Melis: Yani… Şimdi kelime anlamı olarak… Riyakar hani … (kem küm)
[Mahcubiyet, şaşkınlık ve çaresizlikle karışık gülüşmeler sonrası Melis’in beyni devreye giriyor, dikkatini topluyor ve riyakarlığın ne olduğunu açıklamaya başlıyor.]
Melis: Sen bana hani böyle dost gibi gözüküp, arkamdan böyle iş çevirince riyakar davranmış oluyorsun. Ben öyle biliyorum.

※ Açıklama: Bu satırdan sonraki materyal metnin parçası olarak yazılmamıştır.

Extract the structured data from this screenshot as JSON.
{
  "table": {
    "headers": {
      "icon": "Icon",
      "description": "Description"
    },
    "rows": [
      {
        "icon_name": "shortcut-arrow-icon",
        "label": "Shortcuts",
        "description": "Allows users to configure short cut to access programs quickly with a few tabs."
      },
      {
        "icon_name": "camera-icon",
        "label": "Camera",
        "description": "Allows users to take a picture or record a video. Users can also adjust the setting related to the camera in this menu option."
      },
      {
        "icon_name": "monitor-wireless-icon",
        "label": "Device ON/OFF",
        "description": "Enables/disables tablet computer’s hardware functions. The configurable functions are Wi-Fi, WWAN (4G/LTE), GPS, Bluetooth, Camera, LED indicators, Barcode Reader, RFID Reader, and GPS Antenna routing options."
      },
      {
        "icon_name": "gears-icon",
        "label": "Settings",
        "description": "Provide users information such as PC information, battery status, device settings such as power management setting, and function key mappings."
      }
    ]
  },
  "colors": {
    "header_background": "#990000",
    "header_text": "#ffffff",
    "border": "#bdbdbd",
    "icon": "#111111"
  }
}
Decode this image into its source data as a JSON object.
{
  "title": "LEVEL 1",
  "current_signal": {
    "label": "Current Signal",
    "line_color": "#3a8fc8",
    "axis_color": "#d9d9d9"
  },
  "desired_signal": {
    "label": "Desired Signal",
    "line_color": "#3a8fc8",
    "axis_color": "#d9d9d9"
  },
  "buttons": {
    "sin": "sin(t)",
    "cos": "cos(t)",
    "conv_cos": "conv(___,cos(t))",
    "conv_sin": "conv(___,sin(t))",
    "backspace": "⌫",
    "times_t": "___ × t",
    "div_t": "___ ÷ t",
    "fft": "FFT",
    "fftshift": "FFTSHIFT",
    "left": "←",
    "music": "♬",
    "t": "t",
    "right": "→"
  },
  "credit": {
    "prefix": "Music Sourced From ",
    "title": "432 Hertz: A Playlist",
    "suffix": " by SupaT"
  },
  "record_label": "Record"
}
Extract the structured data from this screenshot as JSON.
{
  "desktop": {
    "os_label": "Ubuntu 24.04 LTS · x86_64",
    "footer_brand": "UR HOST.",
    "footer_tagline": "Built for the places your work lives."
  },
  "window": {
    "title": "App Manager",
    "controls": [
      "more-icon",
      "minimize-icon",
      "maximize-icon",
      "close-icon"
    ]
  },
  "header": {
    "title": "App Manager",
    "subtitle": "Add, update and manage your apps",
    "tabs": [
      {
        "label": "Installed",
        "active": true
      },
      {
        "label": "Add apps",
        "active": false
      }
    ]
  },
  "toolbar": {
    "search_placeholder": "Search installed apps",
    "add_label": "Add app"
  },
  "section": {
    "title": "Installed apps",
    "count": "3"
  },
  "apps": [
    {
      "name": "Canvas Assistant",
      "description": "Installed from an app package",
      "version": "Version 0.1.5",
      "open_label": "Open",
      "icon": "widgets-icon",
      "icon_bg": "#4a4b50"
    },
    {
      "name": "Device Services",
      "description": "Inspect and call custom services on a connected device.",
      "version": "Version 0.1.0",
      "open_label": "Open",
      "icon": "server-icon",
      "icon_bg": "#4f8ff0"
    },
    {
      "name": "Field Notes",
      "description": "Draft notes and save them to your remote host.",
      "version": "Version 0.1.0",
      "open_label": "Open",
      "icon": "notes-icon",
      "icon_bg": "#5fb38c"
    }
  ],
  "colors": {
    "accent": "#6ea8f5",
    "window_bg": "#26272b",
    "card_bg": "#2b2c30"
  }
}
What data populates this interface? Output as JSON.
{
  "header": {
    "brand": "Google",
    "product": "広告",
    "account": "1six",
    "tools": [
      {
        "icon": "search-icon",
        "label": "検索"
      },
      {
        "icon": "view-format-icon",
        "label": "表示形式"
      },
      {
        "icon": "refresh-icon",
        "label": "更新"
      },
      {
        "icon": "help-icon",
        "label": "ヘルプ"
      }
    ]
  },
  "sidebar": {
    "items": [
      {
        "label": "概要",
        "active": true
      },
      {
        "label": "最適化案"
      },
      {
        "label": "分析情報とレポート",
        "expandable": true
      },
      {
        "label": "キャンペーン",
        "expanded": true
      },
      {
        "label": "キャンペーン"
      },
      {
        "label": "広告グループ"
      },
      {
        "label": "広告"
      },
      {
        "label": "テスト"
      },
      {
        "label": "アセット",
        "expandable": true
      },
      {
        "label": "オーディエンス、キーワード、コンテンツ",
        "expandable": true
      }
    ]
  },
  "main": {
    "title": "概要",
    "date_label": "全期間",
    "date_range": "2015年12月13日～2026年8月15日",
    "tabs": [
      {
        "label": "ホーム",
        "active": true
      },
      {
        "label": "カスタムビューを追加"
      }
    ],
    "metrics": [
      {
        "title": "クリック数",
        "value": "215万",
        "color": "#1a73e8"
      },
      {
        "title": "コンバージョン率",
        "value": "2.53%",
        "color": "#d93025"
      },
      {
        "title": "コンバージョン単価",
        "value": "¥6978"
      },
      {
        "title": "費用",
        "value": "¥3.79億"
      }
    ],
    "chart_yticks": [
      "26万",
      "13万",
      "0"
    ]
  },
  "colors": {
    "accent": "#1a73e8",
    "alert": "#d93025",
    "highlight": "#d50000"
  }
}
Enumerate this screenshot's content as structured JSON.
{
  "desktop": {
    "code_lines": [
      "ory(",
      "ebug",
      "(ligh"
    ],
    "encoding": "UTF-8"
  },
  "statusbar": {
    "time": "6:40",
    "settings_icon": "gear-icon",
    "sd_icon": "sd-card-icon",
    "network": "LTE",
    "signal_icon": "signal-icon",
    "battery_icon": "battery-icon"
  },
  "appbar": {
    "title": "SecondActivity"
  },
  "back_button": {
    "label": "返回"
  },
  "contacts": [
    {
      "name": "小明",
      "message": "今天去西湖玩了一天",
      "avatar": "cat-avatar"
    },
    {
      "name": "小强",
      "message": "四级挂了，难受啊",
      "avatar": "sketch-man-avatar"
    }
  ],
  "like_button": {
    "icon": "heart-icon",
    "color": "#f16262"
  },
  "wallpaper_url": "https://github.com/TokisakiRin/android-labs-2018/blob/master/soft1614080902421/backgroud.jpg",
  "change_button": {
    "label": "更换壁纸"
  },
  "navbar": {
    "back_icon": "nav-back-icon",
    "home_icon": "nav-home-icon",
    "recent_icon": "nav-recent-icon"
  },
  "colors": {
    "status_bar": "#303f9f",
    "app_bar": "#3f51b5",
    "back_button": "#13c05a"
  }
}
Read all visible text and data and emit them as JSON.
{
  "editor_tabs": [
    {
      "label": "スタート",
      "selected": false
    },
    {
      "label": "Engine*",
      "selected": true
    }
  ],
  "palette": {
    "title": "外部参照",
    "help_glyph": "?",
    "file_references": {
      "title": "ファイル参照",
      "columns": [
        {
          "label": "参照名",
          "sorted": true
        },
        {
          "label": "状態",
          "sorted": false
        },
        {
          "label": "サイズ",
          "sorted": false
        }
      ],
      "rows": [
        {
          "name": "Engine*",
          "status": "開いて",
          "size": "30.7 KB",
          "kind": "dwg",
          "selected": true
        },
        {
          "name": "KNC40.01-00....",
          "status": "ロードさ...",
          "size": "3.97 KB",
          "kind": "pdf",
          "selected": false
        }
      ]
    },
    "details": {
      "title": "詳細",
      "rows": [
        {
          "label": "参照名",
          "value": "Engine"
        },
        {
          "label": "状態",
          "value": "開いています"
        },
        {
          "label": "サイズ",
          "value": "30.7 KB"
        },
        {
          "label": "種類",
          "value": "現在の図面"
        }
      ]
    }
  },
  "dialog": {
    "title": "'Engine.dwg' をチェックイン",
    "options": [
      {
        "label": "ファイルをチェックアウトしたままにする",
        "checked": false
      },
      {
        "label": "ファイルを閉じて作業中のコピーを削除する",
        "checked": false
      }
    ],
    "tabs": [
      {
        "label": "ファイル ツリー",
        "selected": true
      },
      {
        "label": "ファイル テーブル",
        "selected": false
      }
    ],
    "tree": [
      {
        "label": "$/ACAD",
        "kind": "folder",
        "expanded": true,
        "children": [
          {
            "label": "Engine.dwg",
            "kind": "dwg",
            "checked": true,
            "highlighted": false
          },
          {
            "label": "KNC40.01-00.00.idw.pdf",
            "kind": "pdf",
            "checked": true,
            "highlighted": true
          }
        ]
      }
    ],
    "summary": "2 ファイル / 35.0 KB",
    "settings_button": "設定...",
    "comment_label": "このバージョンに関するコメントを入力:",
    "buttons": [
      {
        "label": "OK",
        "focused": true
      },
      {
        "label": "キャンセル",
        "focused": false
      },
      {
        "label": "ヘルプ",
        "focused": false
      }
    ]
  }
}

Melis’e güldük. Bilmedikleri kelimelerle büyük büyük konuşan çocuklara da güleriz. Bizi güldüren şey şapşallıktır. Şapşala şefkat duyarız. Fakat Melis çocuk değil. Onda güldüğümüz şey cahillik. Şefkatten çok acıma duygusunu kaşıyan bir şey. Melis cahil hatta belki de aptal çünkü “hayatta en sevmediği şeyin ne olduğunu bilmiyor”. Katılmıyorum. Şöyle demek daha doğru olur: “Melis, onu hayatta en çok rahatsız eden şeye karşılık gelen kelimenin sözlük anlamını bilmiyor.” Fakat seziyor. Hayatta en sevmediği şey, yüzünde tiksintiyle karışık bir öfke ifadesi olarak beliriyor. Bir ses olarak da riyakar sözcüğünde tecelli ediyor. Kadın tüm vücuduyla bir hissi tarif etmeye çabalıyor. Aklını başına topladıktan sonra söyledikleri az evvelki mimik tufanının yanında ne kadar cılız ve yavan kalıyor: “Sen bana hani böyle dost gibi gözüküp, arkamdan böyle iş çevirince riyakar davranmış oluyorsun”.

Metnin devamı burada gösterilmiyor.